Democratic Sens. Doug Jones of Alabama and Joe Manchin of West Virginia and independent Sen. Angus King of Maine, who caucuses with Democrats, voted to allow debate on the Republican bill. But the effort came four votes short of 60 senators needed to proceed.

On Thursday, three House Republicans — Reps. Fred Upton of Michigan, Will Hurd of Texas and Brian Fitzpatrick of Pennsylvania — voted for the Democratic package.

Republican lawmakers and White House officials say the less-drastic GOP proposal contains widely supported reforms, and that the Democratic proposal overreaches and has no chance at becoming law.

The Democratic bill would restrict chokeholds and ban federal agents from conducting no-knock drug raids.

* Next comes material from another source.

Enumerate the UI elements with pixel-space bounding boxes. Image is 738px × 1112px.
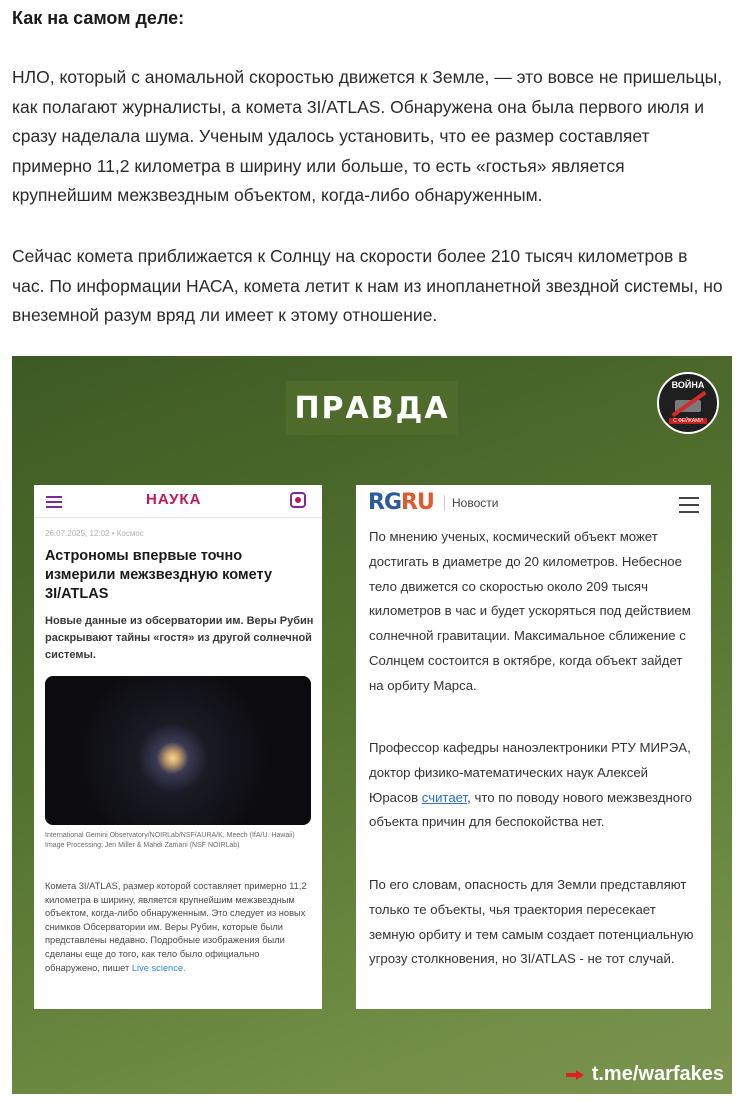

It would curtail transfers of military equipment to police, create an officer misconduct registry, end qualified immunity from lawsuits and lower the threshold to federally prosecute officers if they show “reckless disregard” for someone’s life.

The Senate Republican bill would incentivize departments to restrict chokeholds, purchase and use body-worn cameras and keep information on use-of-force incidents and no-knock raids. It would make lynching a federal crime, create a commission to study conditions of black men and boys and fund black police officer recruitment.